How to make Korean bokkeumbap or fried rice
This is a very easy kimchi fried rice recipe using cheap and healthy ingredients.
First of all, you will need the rice. The rice has to be cooked and cooled already. The best kind of rice to use for Korean bokkeumbap is short-grain white rice.
The rice needs to be cooked in advance, ideally the day before, but you could also cook it on the day you are cooking the kimchi fried rice recipe and leave it until completely cool.
Rice leftovers can be used instead. As mentioned above, the best kind of rice to use for the Korean kimchi fried rice is short-grain, but if I happen to have basmati or regular rice leftovers I would use those as well. The consistency will be a bit different, but the kimchi fried rice will be equally delicious.
You will also need kimchi and some of its juices to cook the Korean kimchi fried rice recipe. I used about 250 g/ 8.8 oz kimchi, but a bit more or less is OK. Chop the kimchi and stir-fry it for a few minutes.
Whisk the kimchi juice, soy sauce and gochujang paste together. Use gochujang paste to taste, I have seen recipes using 2 or 3 tablespoons of the paste, but that is definitely too hot for us. I added one tablespoon gochujang sauce to our kimchi fried rice and found that perfect. You could start with about ¾ tablespoon and add more to taste.
I like adding a small amount of roasted sesame seed oil to many Asian dishes I cook at home. It is not mandatory, you should not buy it just for one dish, but if you have it or plan to cook more Asian food during the next months, then do get a small bottle of it.
I also add some roasted sesame seeds on top of the finished kimchi bokkeumbap, they are almost a must for any Korean dish I happen to cook lately.
I serve the Korean kimchi fried rice with some fried eggs on top, one or two per person, you can decide that. You can fry the eggs to your liking, the yolk can be runny or set. The egg yolks in the pictures are rather set (kids don’t like them runny), but personally I would always go for a runny yolk, I should have taken mine out of the frying pan one minute earlier…
- 300 g/ 10.6 oz/ 1 1/3 cups short-grain rice (See note 1)
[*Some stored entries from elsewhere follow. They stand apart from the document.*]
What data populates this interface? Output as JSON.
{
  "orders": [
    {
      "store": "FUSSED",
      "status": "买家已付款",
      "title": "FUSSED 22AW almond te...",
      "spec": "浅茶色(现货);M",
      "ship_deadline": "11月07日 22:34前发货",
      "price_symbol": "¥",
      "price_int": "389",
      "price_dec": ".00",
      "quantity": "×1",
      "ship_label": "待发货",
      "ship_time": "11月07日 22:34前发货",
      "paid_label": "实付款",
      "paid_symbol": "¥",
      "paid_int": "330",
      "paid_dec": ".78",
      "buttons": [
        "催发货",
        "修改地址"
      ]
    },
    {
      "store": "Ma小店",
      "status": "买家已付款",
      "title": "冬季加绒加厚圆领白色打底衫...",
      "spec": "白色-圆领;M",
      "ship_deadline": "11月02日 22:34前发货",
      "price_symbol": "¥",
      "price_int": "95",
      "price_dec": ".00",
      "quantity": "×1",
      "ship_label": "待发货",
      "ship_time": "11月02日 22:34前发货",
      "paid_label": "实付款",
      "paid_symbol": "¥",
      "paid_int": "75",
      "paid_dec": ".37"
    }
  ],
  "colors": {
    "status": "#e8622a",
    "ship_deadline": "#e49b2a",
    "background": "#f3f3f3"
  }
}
- 2 tablespoons vegetable oil, divided
- 250 g/ 8.8 oz/ about 2 ½ cups kimchi
- 1 small leek, about 150 g/ 5.3 oz
- ½ green bell pepper
- 3 spring onions/scallions
- 4 tablespoons kimchi juice
- 1 tablespoons gochujang paste (See note 2)
- 2 tablespoons soy sauce
- 2 teaspoons roasted sesame seed oil
- 1 teaspoon roasted sesame seeds
- 4 eggs
Chop the kimchi, leek and green bell pepper. Chop the whites of the spring onions and leave the greens for garnishing the dish.
Heat 1 tablespoon oil in a large pan over high heat. Add the kimchi, leeks, green pepper and scallion whites and stir-fry for about 3 minutes.
Whisk together the kimchi juice, gochujang paste and soy sauce in a small bowl. Give the mixture to the pan together with the cooked rice. Mix well to combine and fry on medium low heat for about 3-5 minutes or until the rice is hot. Stir in the sesame seed oil and remove from the heat.
Heat the remaining tablespoon vegetable oil in a large pan. Fry the eggs to your liking. Sprinkle the kimchi fried rice with the chopped scallion greens and sprinkle some toasted sesame seeds on top.
Serve immediately with the fried eggs.
Note 1: Ideally, the rice should be cooked one day in advance. If cooking the rice on the same day, make sure it is completely cool before making the kimchi fried rice. 300 g/ 10.6 oz / 1 1/3 cups uncooked rice yield more or less 600 g/ 1.3 lbs/ about 4 cups cooked rice.
Note 2: Start with ¾ tablespoon gochujang paste and increase the amount (up to 3 tablespoons – very hot!) according to your heat tolerance.